Jalan menuju perdamaian antara India dan Pakistan sangatlah panjang, setelah menyepakati gencatan senjata pada awal tahun 1949, menyusul perang pertama pada tahun 1947, hubungan antara kedua negara kembali memburuk. Ketegangan mencapai klimaks pada September 1965 ketika pasukan India dan Pakistan kembali dikerahkan ke medan perang. Kesepakatan damai akhirnya ditandatangani pada tahun 1966, tetapi lima tahun kemudian, tahun 1971 mereka kembali bertempur, kali ini karena sengketa soal wilayah Pakistan Timur, yang kemudian menjadi Bangladesh. Perdamaian terjadi lagi pada tahun 1972, yang diikuti masa tenang yang relatif panjang, hingga dilakukannya berbagai kegiatan uji coba rudal nuklir di kedua negara, yang dimulai pada dekade 1990-an.
Tahun 1985 Negara-negara di Asia Selatan, membentuk organisasi internasional regional Asia Selatan atau SAARC ( South Asian Association of Regional Cooperation), dimana India dan Pakistan adalah anggota dari organisasi ini. Dan konflik yang terjadi antara India dan Pakistan menjadi agenda SAARC untuk ikut membantu menyelesaikannya yaitu sebagai mediator dari India dan Pakistan.
Pada pertemuan KTT SAARC yang ke sepuluh, bulan juli tahun 1998 di Colombo, Srilanka. Perdana Menteri India (PM Vajpayee) dan PM Nawaz Syarif, (PM Pakistan), setuju untuk menjalin hubungan kerjasama dan mengadakan perundingan selanjutnya di kota Lahore, Pakistan.
Pada pertemuan KTT SAARC yang kesebelas, bulan januari 2002 di Kathmandu,Nepal. India dan Pakistan kembali bertemu untuk membahas tentang konflik yang ada diantara mereka, tapi belum berhasil mencapai kesepakatan.  Usaha perdamaian SAARC terjadi pada Januari 2004, dalam KTT SAARC yang keduabelas di Islamabad, Pakistan. India dan Pakistan sepakat untuk memulai dialog menyeluruh pada bulan februari, mereka berjanji pertemuan mereka pada akhirnya juga akan menyelesaikan sengketa Kashmir.
            Dari semua hal yang di upayakan oleh SAARC , sampai saat ini SAARC belum menemukan titik terang dalam penyelesaian konflik Kasmir. Dengan kata lain selama ini SAARC hanyalah wadah bagi wakil baik dari India maupun Pakistan untuk berunding dan mencoba menyelesaikan pertikaian mereka. [3]
PBB (Perserikatan Bangsa – Bangsa)
             Ketika Perang Dunia I yang terjadi pada tahun 1914 hingga 1918, keadaan dunia semakin berada dalam situasi kondisi yang sangat mengerikan karena mengakibatkan lebih dari 40 juta orang tewas termasuk militer dan warga sipil.  Oleh karena itu, untuk menangani dan mendamaikan keamanan internasional maka dibentuk sebuah institusi atau lembaga internasional, yaitu Liga Bangsa-Bangsa atau disingkat LBB .[4]
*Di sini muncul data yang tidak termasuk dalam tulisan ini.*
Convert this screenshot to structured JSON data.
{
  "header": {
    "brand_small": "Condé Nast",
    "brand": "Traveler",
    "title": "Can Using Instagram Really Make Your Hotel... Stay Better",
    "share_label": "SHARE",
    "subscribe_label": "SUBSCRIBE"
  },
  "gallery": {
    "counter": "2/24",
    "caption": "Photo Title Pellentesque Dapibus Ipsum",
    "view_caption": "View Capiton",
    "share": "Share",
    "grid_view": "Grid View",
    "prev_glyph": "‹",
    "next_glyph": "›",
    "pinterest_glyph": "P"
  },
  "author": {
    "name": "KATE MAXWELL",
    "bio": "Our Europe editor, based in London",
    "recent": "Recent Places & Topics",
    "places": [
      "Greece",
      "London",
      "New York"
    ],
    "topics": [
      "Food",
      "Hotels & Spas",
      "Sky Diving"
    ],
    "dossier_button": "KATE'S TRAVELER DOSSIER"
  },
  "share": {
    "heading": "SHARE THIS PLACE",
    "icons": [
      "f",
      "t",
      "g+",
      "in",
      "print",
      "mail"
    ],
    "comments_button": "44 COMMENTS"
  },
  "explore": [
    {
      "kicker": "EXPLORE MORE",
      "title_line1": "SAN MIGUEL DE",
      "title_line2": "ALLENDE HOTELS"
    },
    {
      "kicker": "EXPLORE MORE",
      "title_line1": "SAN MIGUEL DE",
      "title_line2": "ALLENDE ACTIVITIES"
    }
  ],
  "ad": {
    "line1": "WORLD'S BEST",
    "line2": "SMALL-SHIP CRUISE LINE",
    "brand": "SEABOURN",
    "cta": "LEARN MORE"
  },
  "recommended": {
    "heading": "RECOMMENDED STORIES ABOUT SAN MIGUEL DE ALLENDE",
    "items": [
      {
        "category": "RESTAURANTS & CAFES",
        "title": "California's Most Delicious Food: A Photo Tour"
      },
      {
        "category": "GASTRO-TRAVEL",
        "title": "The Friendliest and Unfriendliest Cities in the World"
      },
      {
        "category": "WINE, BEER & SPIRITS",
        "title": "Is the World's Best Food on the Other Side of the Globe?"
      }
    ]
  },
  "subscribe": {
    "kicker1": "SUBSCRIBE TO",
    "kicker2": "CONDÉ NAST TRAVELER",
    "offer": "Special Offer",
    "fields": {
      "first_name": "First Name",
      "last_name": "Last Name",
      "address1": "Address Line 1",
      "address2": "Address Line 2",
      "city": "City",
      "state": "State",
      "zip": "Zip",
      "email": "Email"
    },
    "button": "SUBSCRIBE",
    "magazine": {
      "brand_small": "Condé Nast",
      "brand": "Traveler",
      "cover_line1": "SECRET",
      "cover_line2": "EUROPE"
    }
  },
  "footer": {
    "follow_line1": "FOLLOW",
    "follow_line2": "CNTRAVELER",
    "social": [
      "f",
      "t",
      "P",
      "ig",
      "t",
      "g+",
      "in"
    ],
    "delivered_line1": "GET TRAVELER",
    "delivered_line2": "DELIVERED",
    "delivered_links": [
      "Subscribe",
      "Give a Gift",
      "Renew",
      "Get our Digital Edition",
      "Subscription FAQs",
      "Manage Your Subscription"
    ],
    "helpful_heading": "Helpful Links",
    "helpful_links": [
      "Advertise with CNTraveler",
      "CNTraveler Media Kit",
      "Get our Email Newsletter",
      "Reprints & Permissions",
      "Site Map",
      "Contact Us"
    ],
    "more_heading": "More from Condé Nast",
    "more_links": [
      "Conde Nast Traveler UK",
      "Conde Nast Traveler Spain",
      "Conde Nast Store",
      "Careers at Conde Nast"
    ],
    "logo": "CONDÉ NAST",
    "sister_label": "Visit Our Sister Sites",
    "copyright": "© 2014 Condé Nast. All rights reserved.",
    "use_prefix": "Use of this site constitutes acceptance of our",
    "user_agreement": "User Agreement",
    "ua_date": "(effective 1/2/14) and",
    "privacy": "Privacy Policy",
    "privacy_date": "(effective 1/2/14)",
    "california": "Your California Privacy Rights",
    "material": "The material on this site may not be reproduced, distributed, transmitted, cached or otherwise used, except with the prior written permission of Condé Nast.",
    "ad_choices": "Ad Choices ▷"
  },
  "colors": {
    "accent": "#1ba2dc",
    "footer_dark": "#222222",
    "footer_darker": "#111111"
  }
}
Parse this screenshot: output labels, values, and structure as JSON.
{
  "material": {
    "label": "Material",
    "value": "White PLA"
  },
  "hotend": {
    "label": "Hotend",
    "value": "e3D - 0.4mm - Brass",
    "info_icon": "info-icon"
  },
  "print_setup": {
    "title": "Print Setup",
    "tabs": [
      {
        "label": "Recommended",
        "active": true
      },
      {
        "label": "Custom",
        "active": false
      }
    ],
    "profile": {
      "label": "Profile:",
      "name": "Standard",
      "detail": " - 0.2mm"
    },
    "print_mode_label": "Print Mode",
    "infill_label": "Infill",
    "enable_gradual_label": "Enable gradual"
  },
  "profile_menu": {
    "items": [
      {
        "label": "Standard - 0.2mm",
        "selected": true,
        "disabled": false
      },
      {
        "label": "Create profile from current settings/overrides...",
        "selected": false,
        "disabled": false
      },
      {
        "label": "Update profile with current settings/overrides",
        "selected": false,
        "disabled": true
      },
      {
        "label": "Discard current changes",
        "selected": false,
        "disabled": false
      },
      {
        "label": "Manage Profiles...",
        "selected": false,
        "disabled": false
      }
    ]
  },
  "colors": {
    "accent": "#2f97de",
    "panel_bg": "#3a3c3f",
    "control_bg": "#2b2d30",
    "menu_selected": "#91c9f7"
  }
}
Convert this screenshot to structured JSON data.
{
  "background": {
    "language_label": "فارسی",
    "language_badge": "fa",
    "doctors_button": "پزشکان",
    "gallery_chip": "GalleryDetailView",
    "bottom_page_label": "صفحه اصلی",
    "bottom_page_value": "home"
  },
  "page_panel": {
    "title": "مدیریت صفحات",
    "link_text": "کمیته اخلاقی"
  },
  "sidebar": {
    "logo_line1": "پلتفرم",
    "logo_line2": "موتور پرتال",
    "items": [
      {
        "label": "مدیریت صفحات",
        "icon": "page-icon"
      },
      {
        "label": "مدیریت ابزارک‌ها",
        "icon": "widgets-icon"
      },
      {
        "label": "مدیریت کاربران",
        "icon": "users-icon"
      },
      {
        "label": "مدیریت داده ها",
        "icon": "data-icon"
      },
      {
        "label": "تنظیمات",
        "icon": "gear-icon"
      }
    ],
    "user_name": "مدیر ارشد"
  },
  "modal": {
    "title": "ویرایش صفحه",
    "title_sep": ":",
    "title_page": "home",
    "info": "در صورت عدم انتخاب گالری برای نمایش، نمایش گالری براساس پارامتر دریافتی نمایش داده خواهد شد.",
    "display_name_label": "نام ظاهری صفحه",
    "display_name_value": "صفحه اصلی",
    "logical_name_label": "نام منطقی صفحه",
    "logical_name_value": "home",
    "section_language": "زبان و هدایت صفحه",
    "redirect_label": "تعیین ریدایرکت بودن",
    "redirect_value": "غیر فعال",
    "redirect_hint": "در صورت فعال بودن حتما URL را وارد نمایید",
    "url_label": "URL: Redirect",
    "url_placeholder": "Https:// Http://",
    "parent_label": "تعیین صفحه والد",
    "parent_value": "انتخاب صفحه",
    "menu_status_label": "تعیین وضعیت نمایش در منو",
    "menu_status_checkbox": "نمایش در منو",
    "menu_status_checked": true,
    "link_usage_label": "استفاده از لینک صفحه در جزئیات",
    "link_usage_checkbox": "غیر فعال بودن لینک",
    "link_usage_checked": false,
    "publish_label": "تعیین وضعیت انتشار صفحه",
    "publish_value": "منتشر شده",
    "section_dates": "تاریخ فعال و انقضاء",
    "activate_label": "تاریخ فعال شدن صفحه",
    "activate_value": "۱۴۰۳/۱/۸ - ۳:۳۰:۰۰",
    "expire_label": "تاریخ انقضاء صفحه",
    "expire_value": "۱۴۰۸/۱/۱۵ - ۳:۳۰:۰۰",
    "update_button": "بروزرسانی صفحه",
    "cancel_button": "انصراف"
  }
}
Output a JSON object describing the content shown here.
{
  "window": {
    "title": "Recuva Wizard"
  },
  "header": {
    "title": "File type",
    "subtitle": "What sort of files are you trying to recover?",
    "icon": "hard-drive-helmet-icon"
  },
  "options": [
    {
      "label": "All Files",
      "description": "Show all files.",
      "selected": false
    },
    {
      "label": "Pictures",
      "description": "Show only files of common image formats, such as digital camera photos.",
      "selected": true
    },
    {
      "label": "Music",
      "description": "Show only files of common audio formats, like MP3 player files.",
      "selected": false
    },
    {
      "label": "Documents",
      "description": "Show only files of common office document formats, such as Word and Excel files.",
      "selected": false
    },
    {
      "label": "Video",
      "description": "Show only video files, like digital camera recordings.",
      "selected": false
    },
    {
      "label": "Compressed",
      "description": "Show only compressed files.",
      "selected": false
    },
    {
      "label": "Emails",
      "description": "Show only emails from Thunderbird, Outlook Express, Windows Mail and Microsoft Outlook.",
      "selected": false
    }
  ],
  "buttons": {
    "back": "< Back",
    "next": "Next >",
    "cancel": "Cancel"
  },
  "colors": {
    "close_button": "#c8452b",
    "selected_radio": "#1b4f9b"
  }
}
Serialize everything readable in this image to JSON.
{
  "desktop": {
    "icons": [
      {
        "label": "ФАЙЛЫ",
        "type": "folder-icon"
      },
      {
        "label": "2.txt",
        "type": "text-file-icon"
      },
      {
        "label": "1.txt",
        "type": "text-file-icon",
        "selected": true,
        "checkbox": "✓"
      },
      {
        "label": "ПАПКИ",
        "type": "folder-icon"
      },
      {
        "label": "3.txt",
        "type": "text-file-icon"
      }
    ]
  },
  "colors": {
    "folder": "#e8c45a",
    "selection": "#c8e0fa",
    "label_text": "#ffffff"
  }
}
            Liga Bangsa-Bangsa mulai dicetuskan pada Konferensi Perdamaian Paris tahun 1919, dan secara resmi berdiri pada 10 Januari 1920.  Selain bertujuan untuk menciptakan perdamaian dunia setelah perang dunia 1,  LBB juga memiliki tugas lain yaitu melakukan pelucutan senjata, menyelesaikan permasalahan negara-negara melalui negosiasi dan resolusi, mengadakan kerjasama internasional demi meningkatkan keamanan dunia, dan memperbaiki kesejahteraan masyarakat global.

            Namun pada tahun 1939 kembali terjadi Perang Dunia dan berakhir pada tahun 1945. Perang ini  disebut sebagai Perang Dunia II. Kembali terjaadinya perang dunia, dinilai sebagai salah satu gagalnya LBB dalam mempertahankan perdamaian dunia terutama setelah terjadinya perang dunia I. Oleh karena itu, LBB dianggap tidak efektif oleh dunia internasional. Ketika perang dunia II berlangsung, dunia internasional berusaha untuk mencari solusi perdamaian.
           
Pada 1 Januari 1942 dalam Deklarasi Perserikatan Bangsa-Bangsa, Presiden Amerika Serikat, Franklin D. Roosevelt, mencetuskan nama Perserikatan Bangsa-Bangsa atau disingkat PBB.  Pada Konferensi San Fransisco tahun 1945, para wakil 50 negara menyusun Piagam PBB dan diratifikasi pada 26 Juni 1945.  PBB secara resmi berdiri pada 26 Oktober 1945 ketika Piagam PBB telah ditandatangani oleh para wakil negara.[5]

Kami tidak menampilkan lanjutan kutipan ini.